A Christian expert in elderly care had told Premier record NHS strikes should spur on Christians to step up their care of elderly people they know, after claiming the main cause of excess winter deaths to be ill people not seeking help, partly due to loneliness.
It's as junior doctors in England begin their biggest walkout in NHS history, spanning six days, in their long-running pay dispute.
Stephen Hammersley, chair of the charity Faith in Later Life, told Premier while he feels the strikes are badly timed, due to 25-30,000 excess deaths taking place over the winter months, the greatest threat to the health of elderly people is something individual Christians can do something about.
"It's actually not the cold that gets people, it's the fact that people stay at home because they don't like to go out.
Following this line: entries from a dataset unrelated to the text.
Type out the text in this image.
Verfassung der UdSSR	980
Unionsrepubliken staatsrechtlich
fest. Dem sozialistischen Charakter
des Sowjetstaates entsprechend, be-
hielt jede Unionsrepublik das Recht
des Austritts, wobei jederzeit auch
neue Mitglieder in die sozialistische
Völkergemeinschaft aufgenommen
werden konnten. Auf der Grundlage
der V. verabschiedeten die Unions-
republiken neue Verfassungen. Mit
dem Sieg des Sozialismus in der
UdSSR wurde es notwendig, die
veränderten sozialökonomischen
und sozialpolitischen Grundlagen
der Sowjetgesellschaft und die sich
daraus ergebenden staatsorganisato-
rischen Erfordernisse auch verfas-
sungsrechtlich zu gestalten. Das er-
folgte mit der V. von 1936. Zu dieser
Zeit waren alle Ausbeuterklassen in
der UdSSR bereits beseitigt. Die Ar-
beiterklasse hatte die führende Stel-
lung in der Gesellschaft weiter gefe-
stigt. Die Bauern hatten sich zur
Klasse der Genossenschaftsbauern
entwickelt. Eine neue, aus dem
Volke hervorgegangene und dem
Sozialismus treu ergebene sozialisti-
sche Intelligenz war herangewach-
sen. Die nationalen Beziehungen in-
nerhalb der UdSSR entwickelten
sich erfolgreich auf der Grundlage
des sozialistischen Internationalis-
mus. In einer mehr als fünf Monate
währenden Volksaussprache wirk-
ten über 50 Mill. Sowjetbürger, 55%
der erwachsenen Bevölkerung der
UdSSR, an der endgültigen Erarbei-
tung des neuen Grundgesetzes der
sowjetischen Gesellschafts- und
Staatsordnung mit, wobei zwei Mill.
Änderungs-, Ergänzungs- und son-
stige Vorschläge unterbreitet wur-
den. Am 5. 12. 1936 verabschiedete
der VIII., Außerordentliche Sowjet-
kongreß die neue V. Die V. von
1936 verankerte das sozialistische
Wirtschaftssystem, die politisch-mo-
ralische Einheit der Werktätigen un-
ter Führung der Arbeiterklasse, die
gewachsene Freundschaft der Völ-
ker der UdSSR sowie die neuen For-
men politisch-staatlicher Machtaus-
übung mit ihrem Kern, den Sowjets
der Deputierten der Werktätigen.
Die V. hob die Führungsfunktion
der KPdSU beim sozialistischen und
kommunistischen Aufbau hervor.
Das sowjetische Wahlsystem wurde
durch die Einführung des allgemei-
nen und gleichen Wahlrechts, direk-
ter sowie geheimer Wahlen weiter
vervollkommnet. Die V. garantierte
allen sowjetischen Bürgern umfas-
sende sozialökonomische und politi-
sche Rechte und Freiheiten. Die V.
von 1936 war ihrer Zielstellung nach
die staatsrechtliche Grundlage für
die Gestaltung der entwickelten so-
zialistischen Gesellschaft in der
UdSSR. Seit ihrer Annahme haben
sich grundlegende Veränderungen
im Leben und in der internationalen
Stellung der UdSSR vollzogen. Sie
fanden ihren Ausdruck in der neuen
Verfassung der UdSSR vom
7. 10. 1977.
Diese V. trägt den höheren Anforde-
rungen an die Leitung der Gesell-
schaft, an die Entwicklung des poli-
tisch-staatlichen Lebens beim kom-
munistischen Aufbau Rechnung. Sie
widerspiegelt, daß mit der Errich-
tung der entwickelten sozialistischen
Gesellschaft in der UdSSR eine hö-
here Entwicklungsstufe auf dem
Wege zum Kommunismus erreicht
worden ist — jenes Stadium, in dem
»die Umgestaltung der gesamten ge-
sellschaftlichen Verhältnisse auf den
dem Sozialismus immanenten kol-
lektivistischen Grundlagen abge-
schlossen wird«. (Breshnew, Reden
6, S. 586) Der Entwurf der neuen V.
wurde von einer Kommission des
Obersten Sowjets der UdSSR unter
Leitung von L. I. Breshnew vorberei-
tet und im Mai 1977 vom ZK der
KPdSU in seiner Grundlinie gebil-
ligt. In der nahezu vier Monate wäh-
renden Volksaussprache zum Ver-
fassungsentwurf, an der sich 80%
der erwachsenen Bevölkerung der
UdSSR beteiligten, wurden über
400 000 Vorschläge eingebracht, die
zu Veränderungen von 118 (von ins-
They get ill, and they don't seek help, and the illness progresses to the point where it becomes serious. And that's the primary cause of the excess winter deaths.
"But the solution to this, of course, is not for older people to become dark, lonely at home, but to be in contact with others. And often, if things get serious, emergency treatment is still available. But an older person may well need encouragement to go and seek help."
In 2023, Faith in Later Life launched a 'Love Thy Neighbour Campaign' equipping believers with ideas to help them reach out to lonely neighbours and even integrate newcomers into church life.
Speaking to the justification for strike action, Hammersley told Premier that he hopes both the government and the junior doctors are thinking carefully.
"When we look after sick people, we're actually in a mysterious way doing God's work; we're actually looking after him. I think, therefore, the threshold for a strike ought to be incredibly high. But at the same time, Paul doesn't he tell us that the labourer is worthy of his hire or her hire, and I think it's incumbent upon the government to reflect seriously upon that."